Porque esta es la otra parte: no somos solo nosotros los que debemos elevarnos hacia un Dios lejano que permanece siempre en sí mismo. No. Dios viene de nuevo, baja y así nos toma de la mano y nos hace subir hacia él. Descender y ascender se encuentran en este movimiento del actuar bien, del orar, en el momento del sacramento, donde el Señor realmente desciende, se entrega en nuestras manos, hace que nuestros corazones se eleven.

Oremos: «Señor, ven y ayúdanos a ir hacia ti». Amén.

Adviento: el desierto, el camino, la voz

7 de diciembre de 2014, Capilla privada, Monasterio Mater Ecclesiae

II Domingo de Adviento (Año B) Lecturas: Is 40,1-5.9-11; Sal 84; 2 Pe 3,8-14; Mc 1,1-8

Queridos amigos:

Lo que es el Adviento, nos lo dice la liturgia ofreciendo a nuestra atención tanto personas —san Juan Bautista, la Virgen— como grandes imágenes. En las lecturas de hoy encontramos sobre todo tres grandes imágenes: el desierto, el camino, la voz.

En primer lugar, el desierto. San Juan Bautista no predica, como hará Jesús, en el templo o en las sinagogas, sino en el desierto. Quien quiera escucharle debe salir de la ciudad, debe tomarse un tiempo, unos días, debe llevar consigo solo lo necesario. Debe liberarse de sus costumbres, debe ser libre precisamente para escuchar el mensaje.

En realidad, el desierto tiene una gran importancia en la historia de las religiones: podemos decir que el monoteísmo nació en el desierto, y este es importante sobre todo para la historia de Israel. Todo comienza con el encuentro con la zarza ardiente. Moisés conoce a Dios personalmente, por su nombre, con su voz, en el desierto, no en la corte del rey, no en el marco de los trabajos de los hebreos oprimidos, sino que precisamente saliendo al desierto encuentra a Dios y Dios habla con él.

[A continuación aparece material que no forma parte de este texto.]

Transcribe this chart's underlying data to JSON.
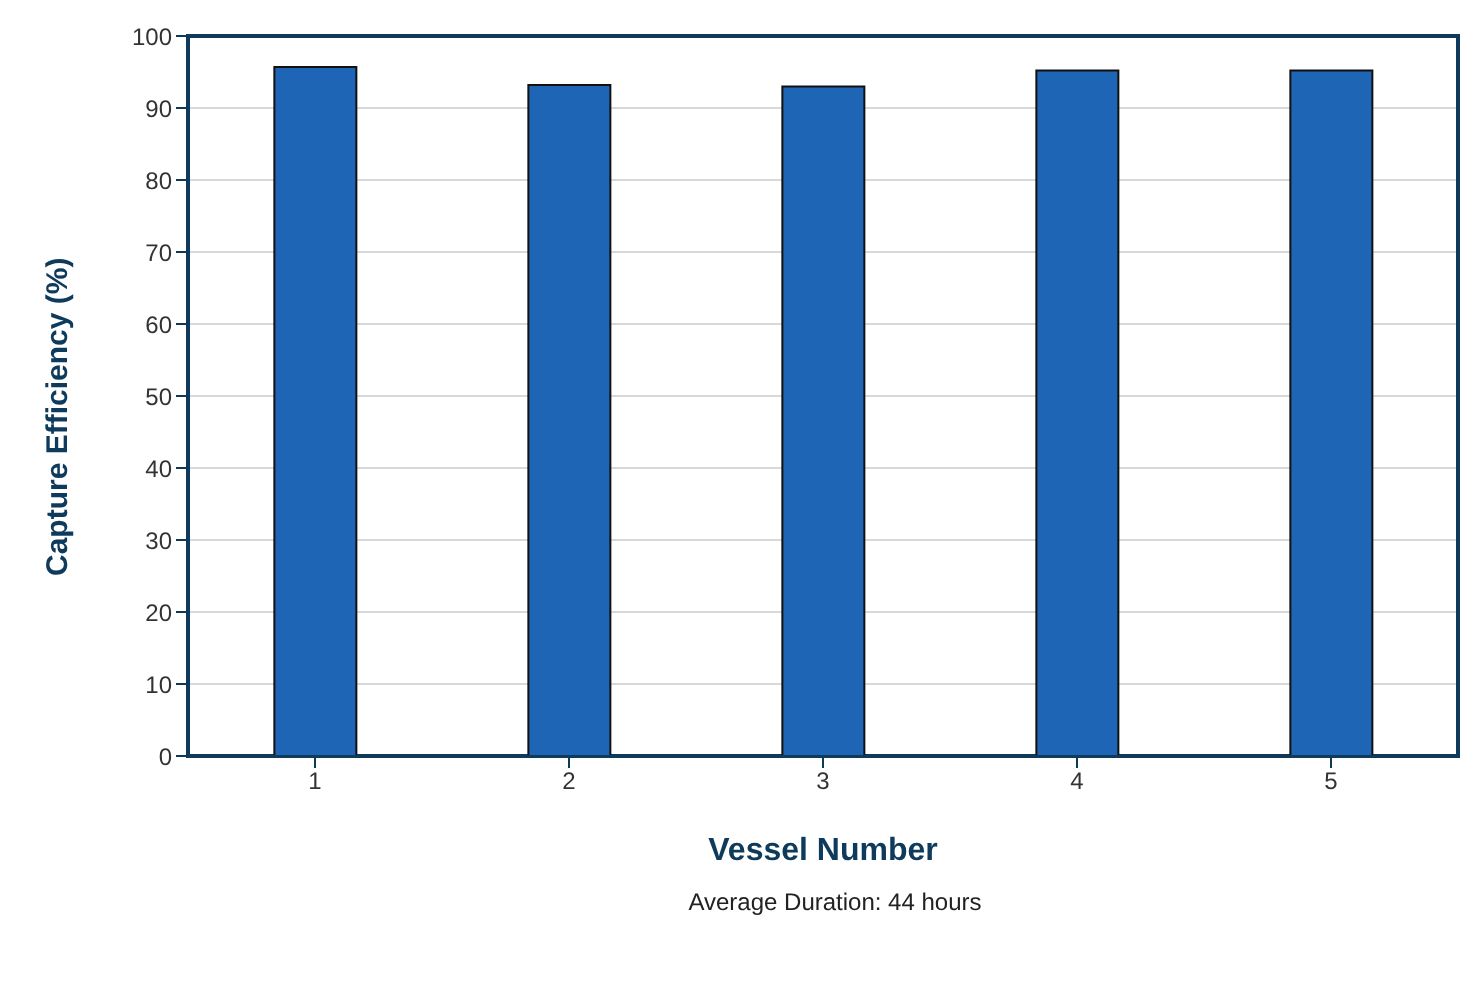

Israel se encuentra a sí mismo como pueblo en el Sinaí: aquí oye la voz de Dios, aquí recibe el derecho que le da forma, que lo crea como pueblo. También Elías, tras la matanza de los sacerdotes de Baal, debe volver de nuevo al Sinaí, al Horeb, para recibir de nuevo la voz de Dios, para renovar la alianza rota en el relato anterior.